In view of such situation, an apparatus called "bulk eraser" is currently used for the initialization in commercial scale production. A bulk eraser is an apparatus which is capable of irradiating a high power gas laser or semiconductor laser beam without tight focusing so that multiple tracks can be crystallized at once. Use of such bulk eraser enables localized heating of the recording layer, and temperature elevation of the substrate is thus avoided to enable the use of a resin substrate of low heat resistance.
Initialization with a bulk eraser of a 12 cm optical recording disc, however, usually takes about several ten seconds to several minutes and the process of initialization has been the rate-determining step in the production of the optical recording disc.
In order to eliminate the step of initialization which had been necessary in the production of the phase change type recording medium, the inventors of the present invention proposed in the U.S. Pat. No. 5,627,012 formation of the In-Ag-Te-Sb-based recording layer in separate steps of sputtering Sb+In and sputtering Ag+Te; or alternatively, in separate steps of sputtering Sb, sputtering In, and sputtering Ag+Te. The recording layer formed by such step is at least partially crystallized. The recording layer formed by such process exhibits change in reflectance as in the case of initialization by bulk eraser as described above after full diffusion and mixing of the elements in the layer by repeated recording.
The U.S. Pat. No. 5,627,012, supra, however, is silent about the method of reducing the initialization energy for the phase change-type (Ge,Sb)-Te-based recording layer. In addition, in the optical recording medium described in the U.S. Pat. No. 5,627,012, the erasability is unstable during the first several overwriting operations immediately after the formation of the recording layer as in the case of conventional recording medium of phase change type. More specifically, reflectance of the region crystallized during the formation of the recording layer is different from the reflectance of the region crystallized in the overwriting, and the reflectance are not stabilized until whole recording layer are overwritten. In the mark edge recording used in rewritable digital video discs (DVD-RAM) and the like, such variation in the reflectance may be erroneously recognized as mark edge.

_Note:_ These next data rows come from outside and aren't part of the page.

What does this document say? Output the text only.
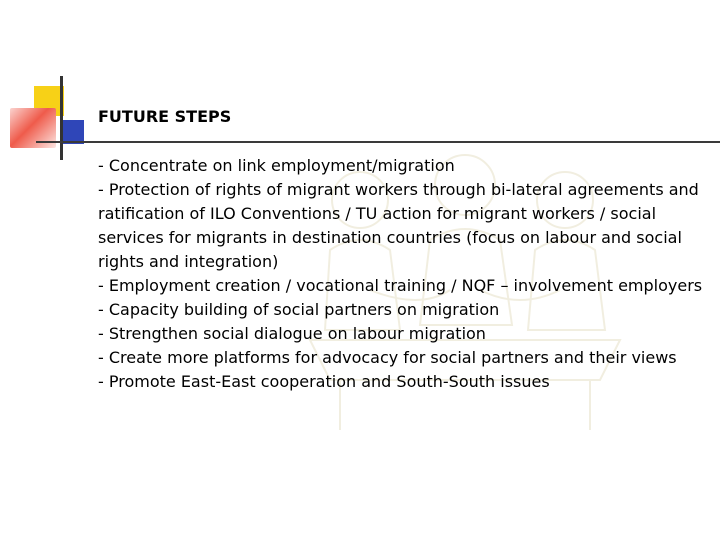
FUTURE STEPS
- Concentrate on link employment/migration
- Protection of rights of migrant workers through bi-lateral agreements and ratification of ILO Conventions / TU action for migrant workers / social services for migrants in destination countries (focus on labour and social rights and integration)
- Employment creation / vocational training / NQF – involvement employers
- Capacity building of social partners on migration
- Strengthen social dialogue on labour migration
- Create more platforms for advocacy for social partners and their views
- Promote East-East cooperation and South-South issues
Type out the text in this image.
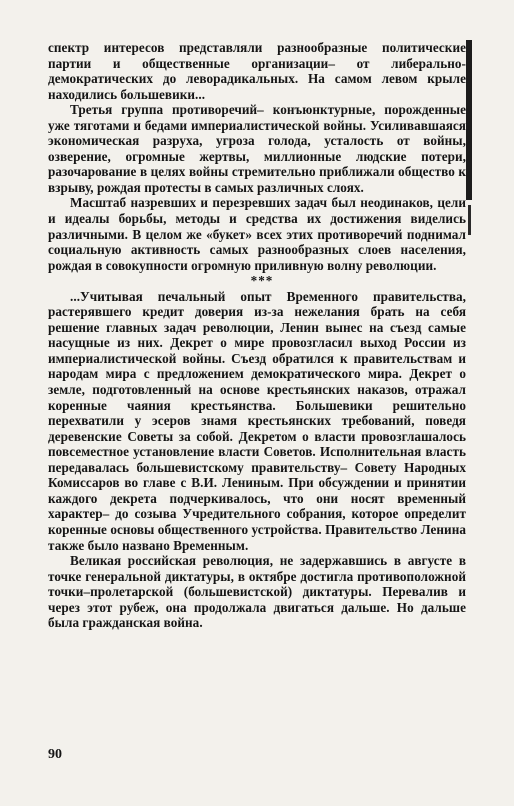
спектр интересов представляли разнообразные политические партии и общественные организации– от либерально-демократических до леворадикальных. На самом левом крыле находились большевики...

Третья группа противоречий– конъюнктурные, порожденные уже тяготами и бедами империалистической войны. Усиливавшаяся экономическая разруха, угроза голода, усталость от войны, озверение, огромные жертвы, миллионные людские потери, разочарование в целях войны стремительно приближали общество к взрыву, рождая протесты в самых различных слоях.

Масштаб назревших и перезревших задач был неодинаков, цели и идеалы борьбы, методы и средства их достижения виделись различными. В целом же «букет» всех этих противоречий поднимал социальную активность самых разнообразных слоев населения, рождая в совокупности огромную приливную волну революции.

***

...Учитывая печальный опыт Временного правительства, растерявшего кредит доверия из-за нежелания брать на себя решение главных задач революции, Ленин вынес на съезд самые насущные из них. Декрет о мире провозгласил выход России из империалистической войны. Съезд обратился к правительствам и народам мира с предложением демократического мира. Декрет о земле, подготовленный на основе крестьянских наказов, отражал коренные чаяния крестьянства. Большевики решительно перехватили у эсеров знамя крестьянских требований, поведя деревенские Советы за собой. Декретом о власти провозглашалось повсеместное установление власти Советов. Исполнительная власть передавалась большевистскому правительству– Совету Народных Комиссаров во главе с В.И. Лениным. При обсуждении и принятии каждого декрета подчеркивалось, что они носят временный характер– до созыва Учредительного собрания, которое определит коренные основы общественного устройства. Правительство Ленина также было названо Временным.

Великая российская революция, не задержавшись в августе в точке генеральной диктатуры, в октябре достигла противоположной точки–пролетарской (большевистской) диктатуры. Перевалив и через этот рубеж, она продолжала двигаться дальше. Но дальше была гражданская война.

90
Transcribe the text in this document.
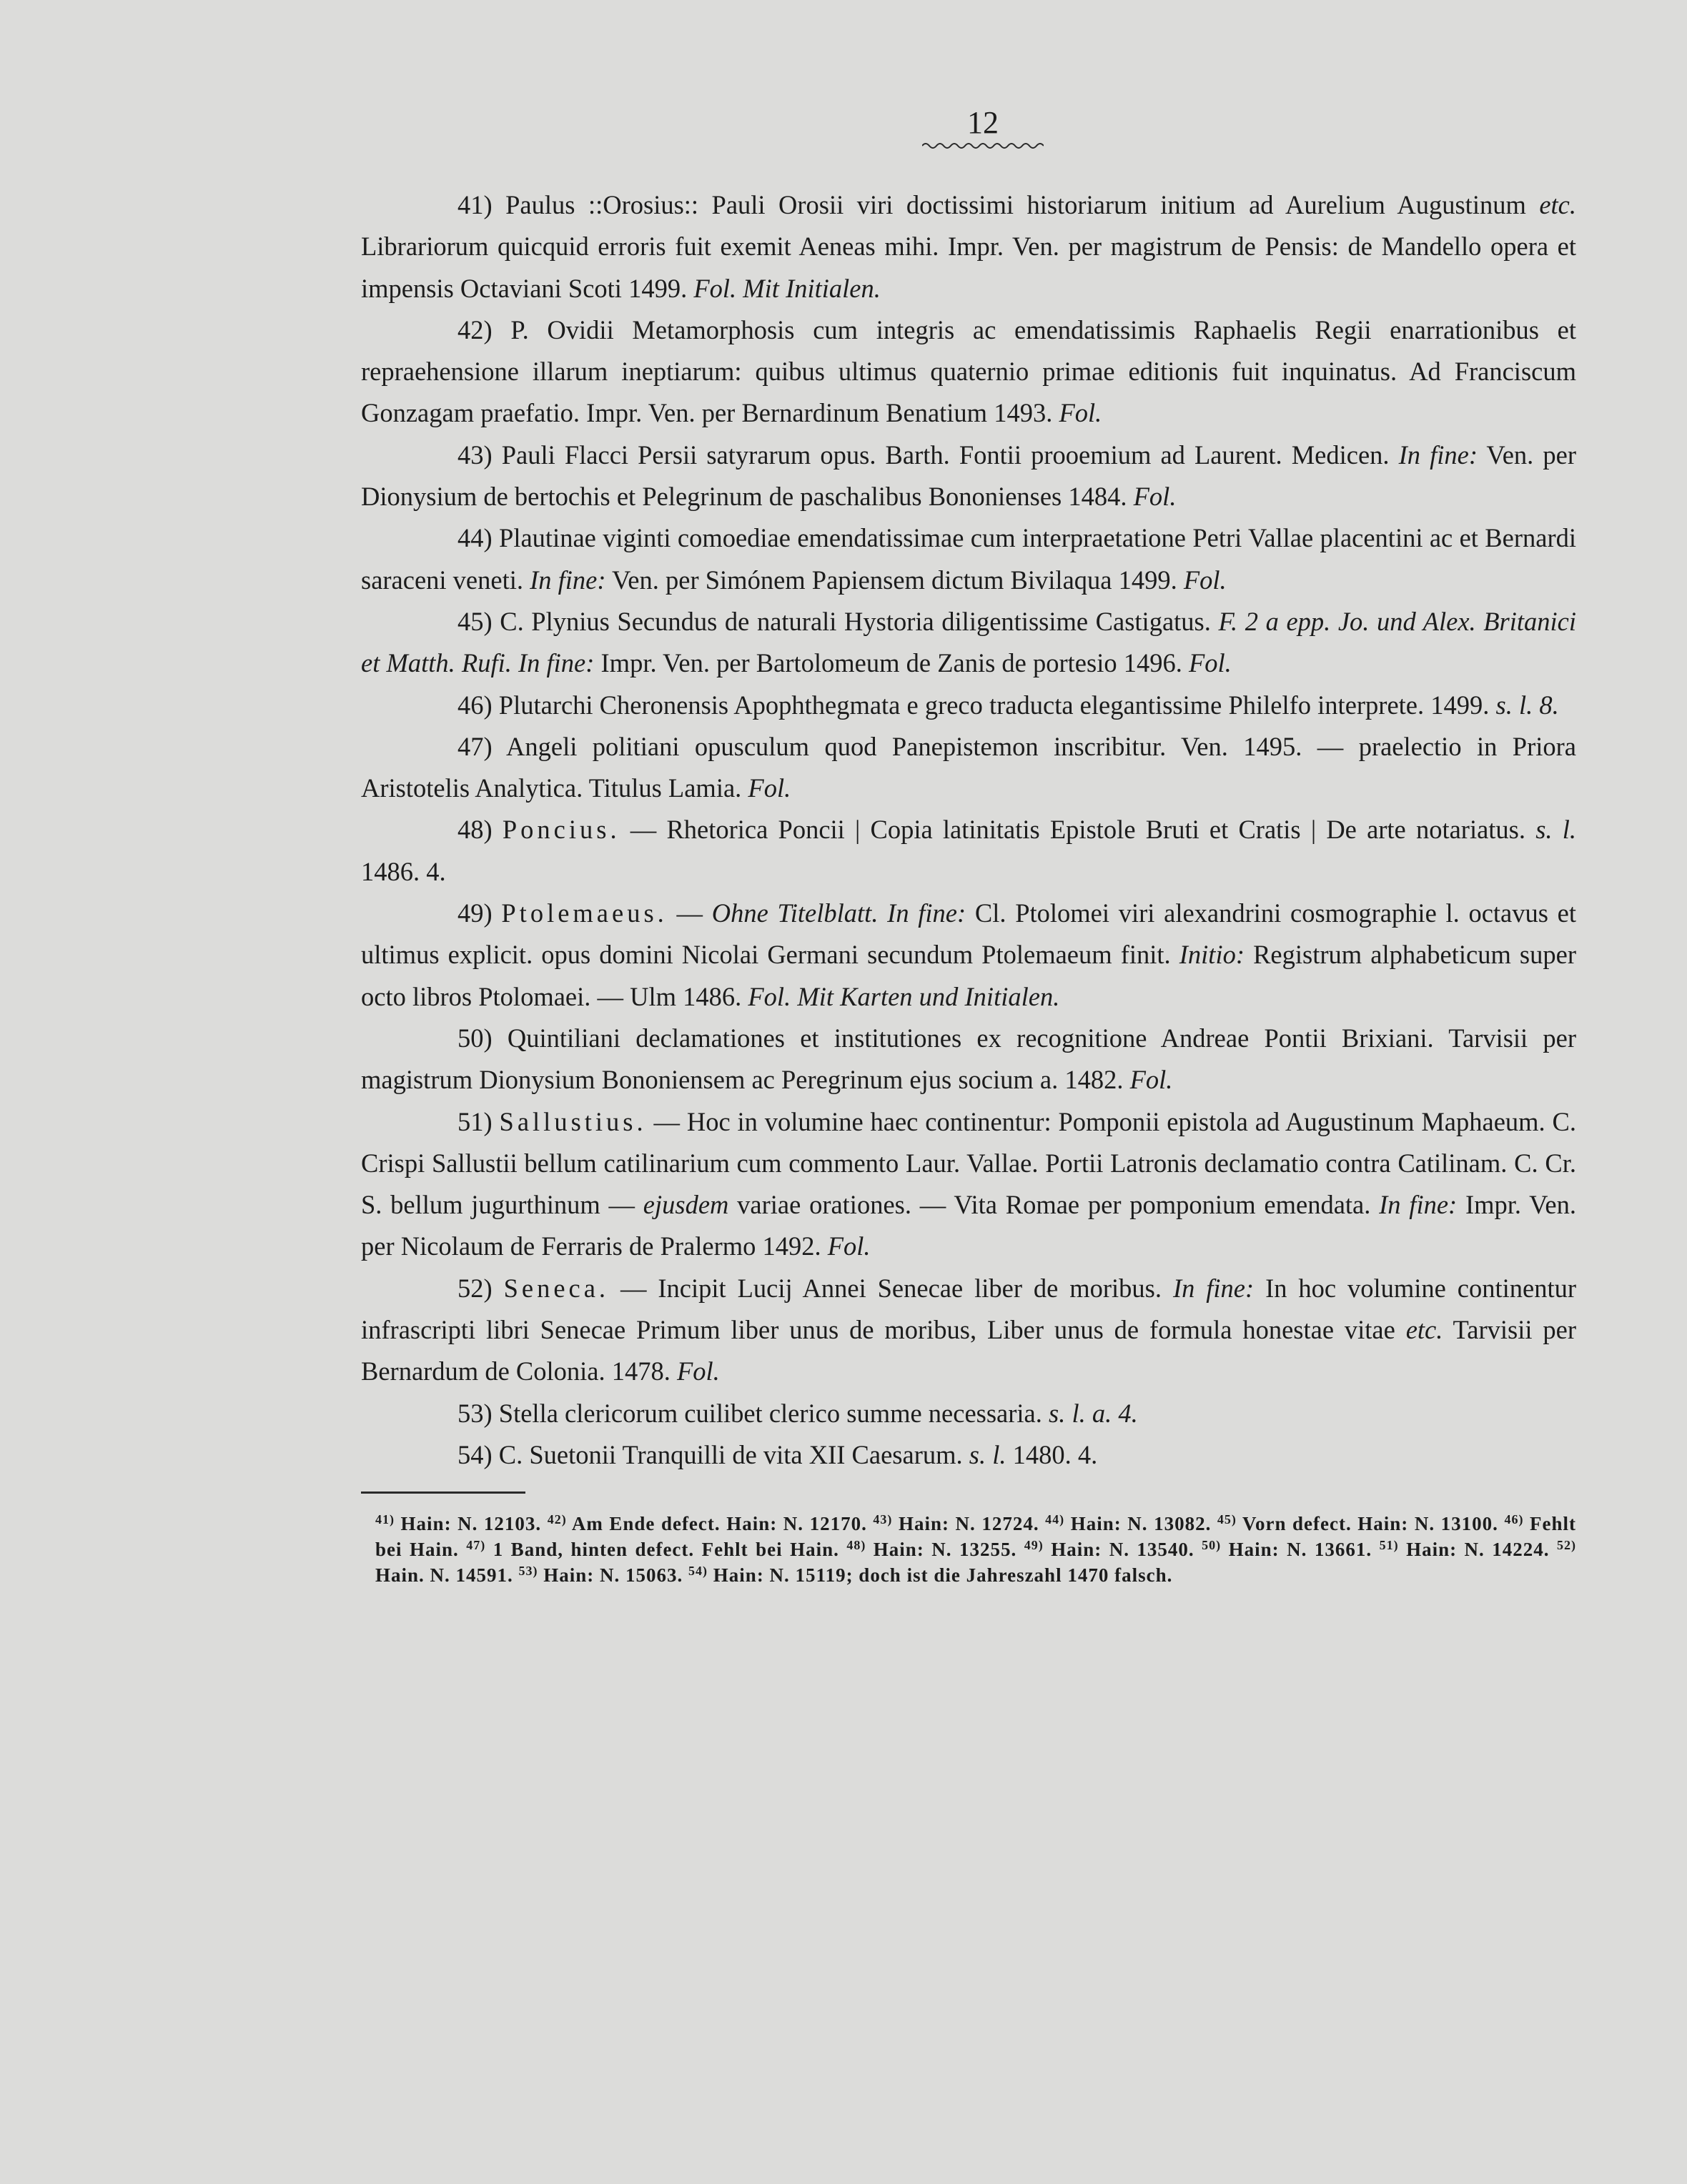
12

41) Paulus ::Orosius:: Pauli Orosii viri doctissimi historiarum initium ad Aurelium Augustinum etc. Librariorum quicquid erroris fuit exemit Aeneas mihi. Impr. Ven. per magistrum de Pensis: de Mandello opera et impensis Octaviani Scoti 1499. Fol. Mit Initialen.

42) P. Ovidii Metamorphosis cum integris ac emendatissimis Raphaelis Regii enarrationibus et repraehensione illarum ineptiarum: quibus ultimus quaternio primae editionis fuit inquinatus. Ad Franciscum Gonzagam praefatio. Impr. Ven. per Bernardinum Benatium 1493. Fol.

43) Pauli Flacci Persii satyrarum opus. Barth. Fontii prooemium ad Laurent. Medicen. In fine: Ven. per Dionysium de bertochis et Pelegrinum de paschalibus Bononienses 1484. Fol.

44) Plautinae viginti comoediae emendatissimae cum interpraetatione Petri Vallae placentini ac et Bernardi saraceni veneti. In fine: Ven. per Simónem Papiensem dictum Bivilaqua 1499. Fol.

45) C. Plynius Secundus de naturali Hystoria diligentissime Castigatus. F. 2 a epp. Jo. und Alex. Britanici et Matth. Rufi. In fine: Impr. Ven. per Bartolomeum de Zanis de portesio 1496. Fol.

46) Plutarchi Cheronensis Apophthegmata e greco traducta elegantissime Philelfo interprete. 1499. s. l. 8.

47) Angeli politiani opusculum quod Panepistemon inscribitur. Ven. 1495. — praelectio in Priora Aristotelis Analytica. Titulus Lamia. Fol.

48) Poncius. — Rhetorica Poncii | Copia latinitatis Epistole Bruti et Cratis | De arte notariatus. s. l. 1486. 4.

49) Ptolemaeus. — Ohne Titelblatt. In fine: Cl. Ptolomei viri alexandrini cosmographie l. octavus et ultimus explicit. opus domini Nicolai Germani secundum Ptolemaeum finit. Initio: Registrum alphabeticum super octo libros Ptolomaei. — Ulm 1486. Fol. Mit Karten und Initialen.

50) Quintiliani declamationes et institutiones ex recognitione Andreae Pontii Brixiani. Tarvisii per magistrum Dionysium Bononiensem ac Peregrinum ejus socium a. 1482. Fol.

51) Sallustius. — Hoc in volumine haec continentur: Pomponii epistola ad Augustinum Maphaeum. C. Crispi Sallustii bellum catilinarium cum commento Laur. Vallae. Portii Latronis declamatio contra Catilinam. C. Cr. S. bellum jugurthinum — ejusdem variae orationes. — Vita Romae per pomponium emendata. In fine: Impr. Ven. per Nicolaum de Ferraris de Pralermo 1492. Fol.

52) Seneca. — Incipit Lucij Annei Senecae liber de moribus. In fine: In hoc volumine continentur infrascripti libri Senecae Primum liber unus de moribus, Liber unus de formula honestae vitae etc. Tarvisii per Bernardum de Colonia. 1478. Fol.

53) Stella clericorum cuilibet clerico summe necessaria. s. l. a. 4.

54) C. Suetonii Tranquilli de vita XII Caesarum. s. l. 1480. 4.

$^{41)}$ Hain: N. 12103. $^{42)}$ Am Ende defect. Hain: N. 12170. $^{43)}$ Hain: N. 12724. $^{44)}$ Hain: N. 13082. $^{45)}$ Vorn defect. Hain: N. 13100. $^{46)}$ Fehlt bei Hain. $^{47)}$ 1 Band, hinten defect. Fehlt bei Hain. $^{48)}$ Hain: N. 13255. $^{49)}$ Hain: N. 13540. $^{50)}$ Hain: N. 13661. $^{51)}$ Hain: N. 14224. $^{52)}$ Hain. N. 14591. $^{53)}$ Hain: N. 15063. $^{54)}$ Hain: N. 15119; doch ist die Jahreszahl 1470 falsch.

JP-A 106647/96 discloses a phase change type recording medium having disposed thereon a recording layer of an AgInSbTe-based artificial superlattice film wherein AgSbTe.sub.2 film and In-Sb film are disposed one on another, or AgSbTe.sub.2 film, In film and Sb film are disposed one on another. One merit of JP-A 106647/96 is reduction in initialization energy of the whole recording layer owing to the use of the crystallized AgSbTe.sub.2 film.
The JP-A 106647/96, however, is silent about the method of reducing the initialization energy in the phase change-type (Ge,Sb)-Te-based recording layer.